Greece’s bailout monitors — the European Commission, the European Central Bank and the International Monetary Fund — will have a short window to evaluate them before a meeting of eurozone finance ministers on Saturday.
The ministers will then decide whether the Greek offer is sufficient to launch negotiations on a third bailout, which officials said could amount to more than €70bn.
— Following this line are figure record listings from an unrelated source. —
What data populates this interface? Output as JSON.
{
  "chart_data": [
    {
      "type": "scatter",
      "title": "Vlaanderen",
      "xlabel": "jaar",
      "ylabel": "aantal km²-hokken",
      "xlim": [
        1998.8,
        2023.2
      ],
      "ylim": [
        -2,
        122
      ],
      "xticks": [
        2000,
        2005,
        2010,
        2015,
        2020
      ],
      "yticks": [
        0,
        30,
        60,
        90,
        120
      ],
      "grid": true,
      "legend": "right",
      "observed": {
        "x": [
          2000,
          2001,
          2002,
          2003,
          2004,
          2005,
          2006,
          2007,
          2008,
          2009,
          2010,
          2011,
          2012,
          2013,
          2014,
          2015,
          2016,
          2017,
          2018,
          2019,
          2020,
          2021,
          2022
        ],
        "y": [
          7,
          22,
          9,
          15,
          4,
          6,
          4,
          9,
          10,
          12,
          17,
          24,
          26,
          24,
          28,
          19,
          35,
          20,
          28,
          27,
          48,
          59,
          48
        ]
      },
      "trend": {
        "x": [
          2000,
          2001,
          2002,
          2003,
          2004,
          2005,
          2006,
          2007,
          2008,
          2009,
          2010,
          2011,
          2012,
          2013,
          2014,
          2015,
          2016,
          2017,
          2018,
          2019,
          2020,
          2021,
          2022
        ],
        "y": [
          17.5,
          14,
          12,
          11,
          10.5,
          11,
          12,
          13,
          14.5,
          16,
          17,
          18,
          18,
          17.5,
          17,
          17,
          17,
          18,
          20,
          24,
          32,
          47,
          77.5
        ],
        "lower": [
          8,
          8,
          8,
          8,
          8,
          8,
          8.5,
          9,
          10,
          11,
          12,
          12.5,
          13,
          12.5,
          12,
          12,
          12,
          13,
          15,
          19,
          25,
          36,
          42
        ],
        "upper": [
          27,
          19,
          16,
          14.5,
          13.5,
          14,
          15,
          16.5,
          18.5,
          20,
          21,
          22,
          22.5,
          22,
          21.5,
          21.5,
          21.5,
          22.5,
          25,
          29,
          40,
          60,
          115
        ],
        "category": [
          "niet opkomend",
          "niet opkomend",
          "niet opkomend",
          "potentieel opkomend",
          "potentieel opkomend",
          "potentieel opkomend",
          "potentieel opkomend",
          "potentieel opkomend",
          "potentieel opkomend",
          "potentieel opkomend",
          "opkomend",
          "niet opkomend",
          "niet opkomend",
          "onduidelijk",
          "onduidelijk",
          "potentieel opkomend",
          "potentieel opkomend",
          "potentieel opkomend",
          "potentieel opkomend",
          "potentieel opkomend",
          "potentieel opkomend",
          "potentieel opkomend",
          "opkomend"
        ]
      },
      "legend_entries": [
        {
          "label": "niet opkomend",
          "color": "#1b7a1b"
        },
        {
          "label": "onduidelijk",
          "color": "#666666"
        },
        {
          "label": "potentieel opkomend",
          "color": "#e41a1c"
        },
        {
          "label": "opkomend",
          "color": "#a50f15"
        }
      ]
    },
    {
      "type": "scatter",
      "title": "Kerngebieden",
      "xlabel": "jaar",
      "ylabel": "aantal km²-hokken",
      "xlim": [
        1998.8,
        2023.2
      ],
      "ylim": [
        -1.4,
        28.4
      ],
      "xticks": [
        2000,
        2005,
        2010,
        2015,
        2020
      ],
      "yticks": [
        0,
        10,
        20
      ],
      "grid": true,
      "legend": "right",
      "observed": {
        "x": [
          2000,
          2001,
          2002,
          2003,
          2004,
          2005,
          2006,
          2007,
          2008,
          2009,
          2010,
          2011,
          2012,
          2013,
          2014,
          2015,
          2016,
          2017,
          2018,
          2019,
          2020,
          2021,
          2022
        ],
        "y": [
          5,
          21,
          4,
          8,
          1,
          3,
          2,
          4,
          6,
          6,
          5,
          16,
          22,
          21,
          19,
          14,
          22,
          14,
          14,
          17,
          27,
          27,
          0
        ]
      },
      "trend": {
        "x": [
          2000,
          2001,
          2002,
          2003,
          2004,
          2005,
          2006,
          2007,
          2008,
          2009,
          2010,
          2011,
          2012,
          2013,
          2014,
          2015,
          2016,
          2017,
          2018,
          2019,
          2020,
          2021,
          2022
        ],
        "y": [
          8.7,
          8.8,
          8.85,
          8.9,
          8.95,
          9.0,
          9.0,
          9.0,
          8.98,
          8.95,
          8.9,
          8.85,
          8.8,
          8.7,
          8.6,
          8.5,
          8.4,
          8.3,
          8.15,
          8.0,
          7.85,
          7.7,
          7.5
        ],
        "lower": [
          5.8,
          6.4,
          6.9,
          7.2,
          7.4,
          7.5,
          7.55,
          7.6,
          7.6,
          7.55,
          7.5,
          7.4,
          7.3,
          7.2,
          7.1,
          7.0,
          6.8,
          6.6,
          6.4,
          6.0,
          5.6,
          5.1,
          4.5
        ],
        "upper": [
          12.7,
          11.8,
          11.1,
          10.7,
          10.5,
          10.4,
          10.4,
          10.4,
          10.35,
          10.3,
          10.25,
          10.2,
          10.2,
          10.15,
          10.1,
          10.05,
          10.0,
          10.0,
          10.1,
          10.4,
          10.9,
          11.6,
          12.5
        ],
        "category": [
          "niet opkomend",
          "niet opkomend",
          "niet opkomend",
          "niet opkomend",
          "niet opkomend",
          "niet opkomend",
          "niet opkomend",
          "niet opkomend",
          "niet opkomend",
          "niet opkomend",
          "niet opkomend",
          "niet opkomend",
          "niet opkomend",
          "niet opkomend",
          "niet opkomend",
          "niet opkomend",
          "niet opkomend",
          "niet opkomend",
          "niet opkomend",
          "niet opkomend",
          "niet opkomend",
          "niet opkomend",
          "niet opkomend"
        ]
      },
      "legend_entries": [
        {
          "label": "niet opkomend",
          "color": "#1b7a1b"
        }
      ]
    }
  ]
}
The alternative would be to hold a summit of EU leaders on Sunday to discuss preparations for an imminent Greek exit from the euro.
German chancellor Angela Merkel, who has taken a harder line than Mr Hollande, declined to comment on the latest Greek plan before it was assessed by the bailout monitors.
Martin Jäger, the finance ministry spokesman, emphasised the tall hurdles that Athens must still clear in order to secure a deal.
“It would not be enough to present the proposals from the end of June in new packaging,” he said.
Greece’s economy has deteriorated further since then, necessitating a bigger reform effort, according to creditors.
Meanwhile, Athens is no longer trying to secure a final aid payment in an existing bailout — as it was last month — but now attempting to agree a new three-year rescue.
Greece’s banks, under capital controls for more than a week, are now on the brink of collapse. They face bankruptcy as early as Monday without the prospect of a deal with creditors that would allow the ECB to continue emergency loans that are keeping the financial sector on life support.
To avoid that fate, Mr Tsipras must not only persuade the country’s creditors but also his own far-left Syriza party, where hardline members have already voiced displeasure ahead of a crucial parliamentary vote on the plan later on Friday.
“The Greek proposal is not in line with Syriza’s programme. It cannot respond to the problems of the country and deliver positive prospects,” Panagiotis Lafazanis, a government minister and the leader of Syriza’s radical left said on Friday.
Stavros Theodorakis, leader of the centre-left To Potami party, predicted the package would pass by a large majority, though that may only come because of expected support from mainstream opposition parties.
In a copy of the submission obtained by the Financial Times, Euclid Tsakalotos, the new Greek finance minister, vows to press ahead with several reforms — including pension reforms and tax increases — early next week, even before a final bailout agreement could be reached.
In a two-page letter accompanying the submission, Mr Tsakalotos said the quick passage of the reforms was intended “as a first element in a trust-building exercise with our partners”.
The initial measures are likely to include an overhaul of Greece’s complicated value added tax system — though the plan seeks to maintain special discounts for small, remote islands — and phasing out the pension system’s “solidarity grant” to poorer pensioners by December 2019.
Tellingly, none of the documents submitted to creditors, including Mr Tsakalotos’s letter and a separate missive from Mr Tsipras, contain any mention of debt relief — one of the primary demands of Yanis Varoufakis, former finance minister.
According to officials briefed on the Greek plans, which include a 13-page list of specific reforms, the new submission was compiled with the assistance of the European Commission and the French government. These two are leading a small camp trying to overcome a growing tide of scepticism and mistrust among eurozone governments.